The second reason is about mess. All year stuff accumulates which one never quite musters the will to throw into the recycling bin. All year the shelves and corners fill. It is a strange joy to clear them out, to strip them bare, and to watch the steam rise from the hot water as it penetrates and cleanses every nook. And this itself becomes an important principle for the Seder; we regroup around the base of things, around the basis of our values.
Something about the Haggadah – on the story
As we simplify and reorganise our home, so we clarify to ourselves what really matters. We do so by telling the story of the Haggadah. We can shorten it (for the children, or for anyone who is unwell) or we can lengthen it (‘the more the better’ the Haggadah itself enjoins us). But we have to tell the story of the Exodus on Seder night. We must begin at the beginning and travel in the right direction, me’avdut lecherut, from slavery to freedom. Why is this story the story, the essential narrative of Judaism itself?

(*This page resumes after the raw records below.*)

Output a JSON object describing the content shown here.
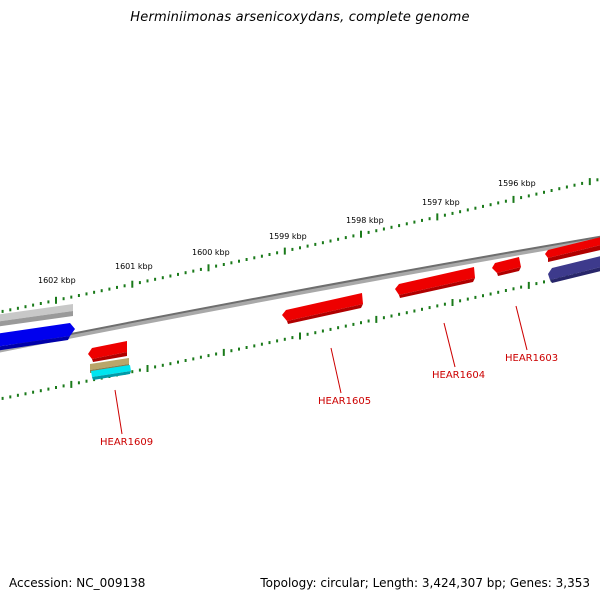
{
  "title": "Herminiimonas arsenicoxydans, complete genome",
  "footer": {
    "accession": "Accession: NC_009138",
    "summary": "Topology: circular; Length: 3,424,307 bp; Genes: 3,353"
  },
  "colors": {
    "backbone": "#808080",
    "ticks": "#1a7a1a",
    "gene_red": "#ee0000",
    "gene_blue": "#0000ee",
    "gene_navy": "#3d3a8c",
    "gene_gray": "#bbbbbb",
    "gene_cyan": "#00e5f0",
    "gene_tan": "#b9a66a",
    "gene_label": "#cc0000"
  },
  "kbp_ticks": [
    "1602 kbp",
    "1601 kbp",
    "1600 kbp",
    "1599 kbp",
    "1598 kbp",
    "1597 kbp",
    "1596 kbp"
  ],
  "gene_labels": [
    "HEAR1609",
    "HEAR1605",
    "HEAR1604",
    "HEAR1603"
  ]
}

I often think of the moment right at the opening of the Book of Exodus when Pharaoh addresses his fellow Egyptians: ‘Look’, he says, ‘The Children of Israel are a nation’ before warning them that these foreigners now constitute a threat. It’s the first time anywhere that we are defined in such terms. We’re no longer just a family, but a people, a nation. This moment is therefore the start of our national history, the very moment we become slaves. Why? Why not begin with conquest and glory, or at least when God gave us the Ten Commandments?

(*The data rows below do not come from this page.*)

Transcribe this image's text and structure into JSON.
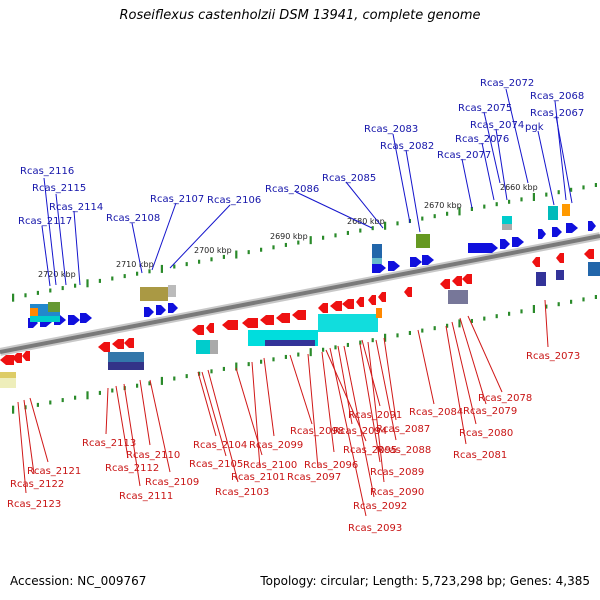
{
  "title": "Roseiflexus castenholzii DSM 13941, complete genome",
  "footer": {
    "accession": "Accession: NC_009767",
    "topology": "Topology: circular; Length: 5,723,298 bp; Genes: 4,385"
  },
  "colors": {
    "plus_gene": "#1010dd",
    "minus_gene": "#ee1111",
    "plus_label": "#1515aa",
    "minus_label": "#c81414",
    "backbone": "#777777",
    "tick": "#2a8a2a"
  },
  "ruler_labels": [
    "2720 kbp",
    "2710 kbp",
    "2700 kbp",
    "2690 kbp",
    "2680 kbp",
    "2670 kbp",
    "2660 kbp"
  ],
  "plus_genes": [
    "Rcas_2072",
    "Rcas_2068",
    "Rcas_2075",
    "Rcas_2067",
    "Rcas_2074",
    "pgk",
    "Rcas_2083",
    "Rcas_2076",
    "Rcas_2082",
    "Rcas_2077",
    "Rcas_2116",
    "Rcas_2085",
    "Rcas_2115",
    "Rcas_2107",
    "Rcas_2106",
    "Rcas_2086",
    "Rcas_2114",
    "Rcas_2117",
    "Rcas_2108"
  ],
  "minus_genes": [
    "Rcas_2073",
    "Rcas_2078",
    "Rcas_2084",
    "Rcas_2079",
    "Rcas_2091",
    "Rcas_2098",
    "Rcas_2094",
    "Rcas_2087",
    "Rcas_2080",
    "Rcas_2113",
    "Rcas_2104",
    "Rcas_2099",
    "Rcas_2095",
    "Rcas_2088",
    "Rcas_2081",
    "Rcas_2110",
    "Rcas_2100",
    "Rcas_2096",
    "Rcas_2121",
    "Rcas_2112",
    "Rcas_2105",
    "Rcas_2089",
    "Rcas_2101",
    "Rcas_2097",
    "Rcas_2122",
    "Rcas_2109",
    "Rcas_2103",
    "Rcas_2090",
    "Rcas_2111",
    "Rcas_2123",
    "Rcas_2092",
    "Rcas_2093"
  ]
}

I believe the answer takes us to the very essence of being Jewish. The first and defining experience of our people is the struggle for equality, dignity and justice. Time and again the Torah takes us back to this touchstone of our values. Shabbat, Judaism’s single most important institution, is not about remembering the creation, but also zecher le’yetziat Mitzrayim, in memory of going out of Egypt. For what would make a person value rest, free time and autonomy more than awareness of what it’s like to be a slave? Likewise, the memory of slavery is at the heart of Judaism’s concern with justice: ‘Don’t oppress the stranger’ we are taught, ‘because you’ve known what an outsider’s life is like’. ‘Don’t take a widow’s garment as a pledge…But remember that you were slaves in Egypt’.
We tell the story of the Exodus both to confirm our historical identity and continuity and to affirm our moral identity as Jews.
Dignity, justice, freedom, hope and faith: as we clean our kitchens and make them shine, we recall our essential values so that they should glow in our lives.